Look-but-Fail-to-See
A phenomenon where individuals fail to notice a prominent stimulus in their field of vision.
Inattentional Blindness
Failing to notice a prominent stimulus even when it is in plain view.
Change Blindness
The failure to notice changes to a visual scene between different instances.
Priming
A process through which exposure to a stimulus influences a response to a subsequent stimulus.
Attentional Capture
When a salient stimulus breaks through controlled filtering, causing a swift orientation of attention.
Cocktail Party Effect
The ability to detect semantically relevant words from an unattended channel, demonstrating selective attention.
Spatial Attention
The ability to focus attention on a specific location in space, often likened to a spotlight.
Divided Attention
The capacity to attend to more than one task or stimulus simultaneously.
Executive Control
The cognitive process that oversees and regulates other cognitive functions, crucial for managing attention.

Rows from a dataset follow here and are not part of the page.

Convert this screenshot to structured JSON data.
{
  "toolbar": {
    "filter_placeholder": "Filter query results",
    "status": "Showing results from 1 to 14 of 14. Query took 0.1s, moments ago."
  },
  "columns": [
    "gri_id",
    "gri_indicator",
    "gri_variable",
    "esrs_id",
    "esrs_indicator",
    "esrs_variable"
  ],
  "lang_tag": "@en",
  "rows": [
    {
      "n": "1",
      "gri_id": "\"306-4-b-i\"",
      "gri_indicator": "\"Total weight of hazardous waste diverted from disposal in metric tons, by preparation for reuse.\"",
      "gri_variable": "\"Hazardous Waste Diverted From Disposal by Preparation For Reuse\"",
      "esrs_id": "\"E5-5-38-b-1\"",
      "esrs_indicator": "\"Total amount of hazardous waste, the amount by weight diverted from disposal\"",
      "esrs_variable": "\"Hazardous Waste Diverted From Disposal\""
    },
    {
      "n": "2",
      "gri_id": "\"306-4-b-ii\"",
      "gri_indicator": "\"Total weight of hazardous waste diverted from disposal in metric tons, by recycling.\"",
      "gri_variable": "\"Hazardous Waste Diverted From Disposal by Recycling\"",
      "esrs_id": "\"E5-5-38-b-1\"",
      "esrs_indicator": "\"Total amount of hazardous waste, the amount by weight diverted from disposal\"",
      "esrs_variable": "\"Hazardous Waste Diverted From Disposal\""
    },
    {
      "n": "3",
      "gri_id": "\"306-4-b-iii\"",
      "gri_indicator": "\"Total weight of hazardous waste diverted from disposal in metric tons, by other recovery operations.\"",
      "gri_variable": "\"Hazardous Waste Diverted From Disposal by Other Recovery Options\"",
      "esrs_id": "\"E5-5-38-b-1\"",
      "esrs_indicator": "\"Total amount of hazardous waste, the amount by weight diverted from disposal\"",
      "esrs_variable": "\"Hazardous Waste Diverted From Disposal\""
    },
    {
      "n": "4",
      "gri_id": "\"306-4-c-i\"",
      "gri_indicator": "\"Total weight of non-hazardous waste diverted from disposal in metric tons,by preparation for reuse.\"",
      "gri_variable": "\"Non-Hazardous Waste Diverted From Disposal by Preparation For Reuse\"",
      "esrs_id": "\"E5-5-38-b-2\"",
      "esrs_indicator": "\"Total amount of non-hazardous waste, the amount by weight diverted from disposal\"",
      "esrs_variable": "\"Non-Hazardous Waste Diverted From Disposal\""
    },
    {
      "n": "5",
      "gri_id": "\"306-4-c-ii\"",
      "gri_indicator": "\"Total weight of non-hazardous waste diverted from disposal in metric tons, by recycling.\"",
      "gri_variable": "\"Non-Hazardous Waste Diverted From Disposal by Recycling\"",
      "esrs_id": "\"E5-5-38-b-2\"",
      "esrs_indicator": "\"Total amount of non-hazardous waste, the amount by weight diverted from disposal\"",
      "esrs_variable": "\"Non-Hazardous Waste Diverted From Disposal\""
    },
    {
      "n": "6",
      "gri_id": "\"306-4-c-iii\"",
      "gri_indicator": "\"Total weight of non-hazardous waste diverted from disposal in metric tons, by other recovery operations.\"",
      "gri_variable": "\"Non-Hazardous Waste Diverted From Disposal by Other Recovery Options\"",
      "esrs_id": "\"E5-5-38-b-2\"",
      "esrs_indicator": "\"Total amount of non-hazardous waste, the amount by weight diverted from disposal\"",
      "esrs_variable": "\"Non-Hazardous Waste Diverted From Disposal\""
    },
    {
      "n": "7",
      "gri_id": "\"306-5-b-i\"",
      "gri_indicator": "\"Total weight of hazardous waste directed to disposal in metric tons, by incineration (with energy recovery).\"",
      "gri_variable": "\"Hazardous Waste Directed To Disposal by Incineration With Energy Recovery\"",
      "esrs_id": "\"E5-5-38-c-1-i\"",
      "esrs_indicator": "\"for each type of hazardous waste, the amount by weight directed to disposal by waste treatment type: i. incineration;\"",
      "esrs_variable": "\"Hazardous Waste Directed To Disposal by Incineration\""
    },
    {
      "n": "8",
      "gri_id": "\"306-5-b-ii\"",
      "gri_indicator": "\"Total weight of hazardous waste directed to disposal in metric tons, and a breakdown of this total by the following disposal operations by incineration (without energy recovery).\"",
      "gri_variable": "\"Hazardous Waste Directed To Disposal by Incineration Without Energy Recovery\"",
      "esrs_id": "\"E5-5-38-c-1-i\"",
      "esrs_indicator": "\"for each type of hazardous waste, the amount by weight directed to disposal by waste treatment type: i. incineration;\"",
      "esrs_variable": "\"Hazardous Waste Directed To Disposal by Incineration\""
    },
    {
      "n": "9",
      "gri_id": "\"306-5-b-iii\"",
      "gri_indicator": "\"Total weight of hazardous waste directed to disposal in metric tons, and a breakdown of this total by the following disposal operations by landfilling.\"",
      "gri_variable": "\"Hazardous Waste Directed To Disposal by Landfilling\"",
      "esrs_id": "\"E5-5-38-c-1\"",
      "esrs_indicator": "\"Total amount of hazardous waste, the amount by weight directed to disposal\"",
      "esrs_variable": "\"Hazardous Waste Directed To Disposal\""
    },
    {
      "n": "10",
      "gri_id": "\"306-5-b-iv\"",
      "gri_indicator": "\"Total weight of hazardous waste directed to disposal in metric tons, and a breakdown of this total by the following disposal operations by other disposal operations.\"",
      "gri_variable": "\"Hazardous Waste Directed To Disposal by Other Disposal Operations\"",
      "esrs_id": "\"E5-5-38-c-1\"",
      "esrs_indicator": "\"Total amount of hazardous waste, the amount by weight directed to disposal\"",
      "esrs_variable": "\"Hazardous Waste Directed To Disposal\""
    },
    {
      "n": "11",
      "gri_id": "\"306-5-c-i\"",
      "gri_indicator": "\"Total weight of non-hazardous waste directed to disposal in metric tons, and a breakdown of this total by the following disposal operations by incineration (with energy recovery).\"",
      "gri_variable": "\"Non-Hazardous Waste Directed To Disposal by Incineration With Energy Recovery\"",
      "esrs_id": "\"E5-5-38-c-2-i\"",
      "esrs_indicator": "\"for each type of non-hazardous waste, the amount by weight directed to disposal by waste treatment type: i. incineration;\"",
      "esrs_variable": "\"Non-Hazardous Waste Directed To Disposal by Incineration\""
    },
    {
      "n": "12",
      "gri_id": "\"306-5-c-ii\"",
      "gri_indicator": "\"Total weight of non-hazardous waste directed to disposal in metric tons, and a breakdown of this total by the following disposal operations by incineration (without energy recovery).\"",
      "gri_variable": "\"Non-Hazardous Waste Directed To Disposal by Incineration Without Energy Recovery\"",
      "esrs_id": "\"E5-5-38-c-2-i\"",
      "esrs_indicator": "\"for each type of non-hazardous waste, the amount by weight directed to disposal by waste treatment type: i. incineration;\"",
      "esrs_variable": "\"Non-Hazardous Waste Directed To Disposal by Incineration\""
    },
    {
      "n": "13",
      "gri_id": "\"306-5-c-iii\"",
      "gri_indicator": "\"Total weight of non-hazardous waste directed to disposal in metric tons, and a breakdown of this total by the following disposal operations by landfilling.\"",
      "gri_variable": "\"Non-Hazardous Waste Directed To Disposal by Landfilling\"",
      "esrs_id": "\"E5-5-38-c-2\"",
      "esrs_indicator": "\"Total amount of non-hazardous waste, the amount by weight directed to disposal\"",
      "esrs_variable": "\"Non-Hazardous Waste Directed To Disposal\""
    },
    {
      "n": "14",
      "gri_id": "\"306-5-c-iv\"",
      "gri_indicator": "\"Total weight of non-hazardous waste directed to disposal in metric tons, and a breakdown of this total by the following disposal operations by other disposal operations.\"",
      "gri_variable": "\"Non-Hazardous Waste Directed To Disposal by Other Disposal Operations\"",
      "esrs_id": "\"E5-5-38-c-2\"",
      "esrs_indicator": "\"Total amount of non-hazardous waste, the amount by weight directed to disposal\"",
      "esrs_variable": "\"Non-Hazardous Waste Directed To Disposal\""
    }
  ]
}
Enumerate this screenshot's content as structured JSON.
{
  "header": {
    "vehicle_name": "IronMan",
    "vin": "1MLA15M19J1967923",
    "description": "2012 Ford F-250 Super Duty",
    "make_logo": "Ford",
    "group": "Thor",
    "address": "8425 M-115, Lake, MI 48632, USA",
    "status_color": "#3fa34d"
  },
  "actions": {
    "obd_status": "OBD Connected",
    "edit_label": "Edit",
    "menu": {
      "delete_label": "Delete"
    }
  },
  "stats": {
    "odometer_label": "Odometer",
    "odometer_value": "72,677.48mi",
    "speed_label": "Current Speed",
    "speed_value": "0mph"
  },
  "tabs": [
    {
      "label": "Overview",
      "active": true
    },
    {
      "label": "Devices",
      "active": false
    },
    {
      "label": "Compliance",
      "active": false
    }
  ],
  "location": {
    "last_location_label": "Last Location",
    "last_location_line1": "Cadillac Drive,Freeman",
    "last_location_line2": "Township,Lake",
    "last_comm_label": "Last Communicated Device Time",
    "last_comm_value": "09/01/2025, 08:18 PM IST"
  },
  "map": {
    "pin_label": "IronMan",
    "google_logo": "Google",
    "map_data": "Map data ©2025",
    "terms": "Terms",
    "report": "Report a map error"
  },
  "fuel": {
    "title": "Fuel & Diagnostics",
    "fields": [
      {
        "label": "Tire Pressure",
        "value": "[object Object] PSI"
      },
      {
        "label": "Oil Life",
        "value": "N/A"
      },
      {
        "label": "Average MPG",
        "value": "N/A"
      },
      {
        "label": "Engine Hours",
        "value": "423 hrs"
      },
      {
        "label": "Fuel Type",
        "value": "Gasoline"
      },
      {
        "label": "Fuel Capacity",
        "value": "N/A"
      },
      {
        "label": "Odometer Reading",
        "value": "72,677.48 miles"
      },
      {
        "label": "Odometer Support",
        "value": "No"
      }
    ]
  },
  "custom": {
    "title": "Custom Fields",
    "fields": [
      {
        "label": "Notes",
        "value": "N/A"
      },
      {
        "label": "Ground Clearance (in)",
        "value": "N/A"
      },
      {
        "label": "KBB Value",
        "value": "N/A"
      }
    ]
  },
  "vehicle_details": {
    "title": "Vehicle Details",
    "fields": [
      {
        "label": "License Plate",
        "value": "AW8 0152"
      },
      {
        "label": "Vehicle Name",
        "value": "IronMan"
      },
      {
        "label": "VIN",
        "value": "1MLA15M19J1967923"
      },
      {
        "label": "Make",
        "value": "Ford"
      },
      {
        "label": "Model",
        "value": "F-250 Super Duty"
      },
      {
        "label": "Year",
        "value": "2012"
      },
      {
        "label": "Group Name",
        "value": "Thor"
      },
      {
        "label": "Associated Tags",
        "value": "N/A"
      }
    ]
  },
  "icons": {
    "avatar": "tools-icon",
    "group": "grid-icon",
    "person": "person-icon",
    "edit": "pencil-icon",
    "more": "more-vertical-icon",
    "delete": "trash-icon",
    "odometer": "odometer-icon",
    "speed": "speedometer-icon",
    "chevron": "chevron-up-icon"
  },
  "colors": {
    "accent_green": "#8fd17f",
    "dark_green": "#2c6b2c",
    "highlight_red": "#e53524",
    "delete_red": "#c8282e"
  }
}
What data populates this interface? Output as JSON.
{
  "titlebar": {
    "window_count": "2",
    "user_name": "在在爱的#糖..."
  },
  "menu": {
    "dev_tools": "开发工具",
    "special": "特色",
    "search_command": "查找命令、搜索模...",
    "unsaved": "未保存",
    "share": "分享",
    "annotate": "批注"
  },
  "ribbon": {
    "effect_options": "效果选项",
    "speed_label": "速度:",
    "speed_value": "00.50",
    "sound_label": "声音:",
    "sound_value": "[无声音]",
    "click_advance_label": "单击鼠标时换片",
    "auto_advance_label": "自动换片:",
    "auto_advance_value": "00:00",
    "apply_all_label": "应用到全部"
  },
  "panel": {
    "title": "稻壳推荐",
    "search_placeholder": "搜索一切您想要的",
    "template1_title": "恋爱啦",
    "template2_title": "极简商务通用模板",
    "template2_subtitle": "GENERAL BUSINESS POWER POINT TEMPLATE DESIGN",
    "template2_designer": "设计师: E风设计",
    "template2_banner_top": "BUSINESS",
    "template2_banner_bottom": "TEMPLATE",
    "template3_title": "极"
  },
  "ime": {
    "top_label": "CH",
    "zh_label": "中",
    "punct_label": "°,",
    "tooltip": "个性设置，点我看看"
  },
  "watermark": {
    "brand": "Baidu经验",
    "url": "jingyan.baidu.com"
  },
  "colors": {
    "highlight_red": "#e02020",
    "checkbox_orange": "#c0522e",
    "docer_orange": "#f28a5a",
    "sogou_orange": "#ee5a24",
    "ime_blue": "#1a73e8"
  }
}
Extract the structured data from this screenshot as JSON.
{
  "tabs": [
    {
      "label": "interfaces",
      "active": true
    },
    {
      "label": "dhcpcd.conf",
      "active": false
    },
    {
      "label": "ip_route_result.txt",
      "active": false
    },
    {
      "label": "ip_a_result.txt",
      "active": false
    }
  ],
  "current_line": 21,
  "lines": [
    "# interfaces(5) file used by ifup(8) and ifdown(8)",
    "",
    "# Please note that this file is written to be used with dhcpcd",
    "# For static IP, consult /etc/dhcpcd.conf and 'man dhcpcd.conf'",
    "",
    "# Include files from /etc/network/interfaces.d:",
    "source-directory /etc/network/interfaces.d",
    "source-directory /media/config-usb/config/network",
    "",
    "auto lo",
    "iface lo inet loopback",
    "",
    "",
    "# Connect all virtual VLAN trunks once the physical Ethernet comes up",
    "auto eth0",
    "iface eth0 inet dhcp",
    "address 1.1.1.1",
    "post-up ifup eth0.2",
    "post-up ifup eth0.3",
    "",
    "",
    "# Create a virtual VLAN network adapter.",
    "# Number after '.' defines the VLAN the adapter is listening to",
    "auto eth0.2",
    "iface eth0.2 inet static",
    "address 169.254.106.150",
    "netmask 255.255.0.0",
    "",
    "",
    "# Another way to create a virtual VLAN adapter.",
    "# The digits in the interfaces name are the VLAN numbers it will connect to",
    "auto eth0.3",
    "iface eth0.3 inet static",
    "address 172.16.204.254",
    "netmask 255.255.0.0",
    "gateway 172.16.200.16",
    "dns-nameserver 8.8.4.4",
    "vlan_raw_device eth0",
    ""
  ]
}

Feature Integration Theory
A theory explaining how visual features are processed separately and then integrated for object recognition.
Attentional Filtering
The process of suppressing irrelevant information to focus on relevant information.
Bottom-Up Attention
Attention driven by external stimuli, typically automatic and involuntary.
Top-Down Attention
Attention driven by prior knowledge and expectations, requiring cognitive effort.
Ultra-Rare Item Effect
Phenomenon where rare items are often overlooked in a visual scene due to limited attentional resources.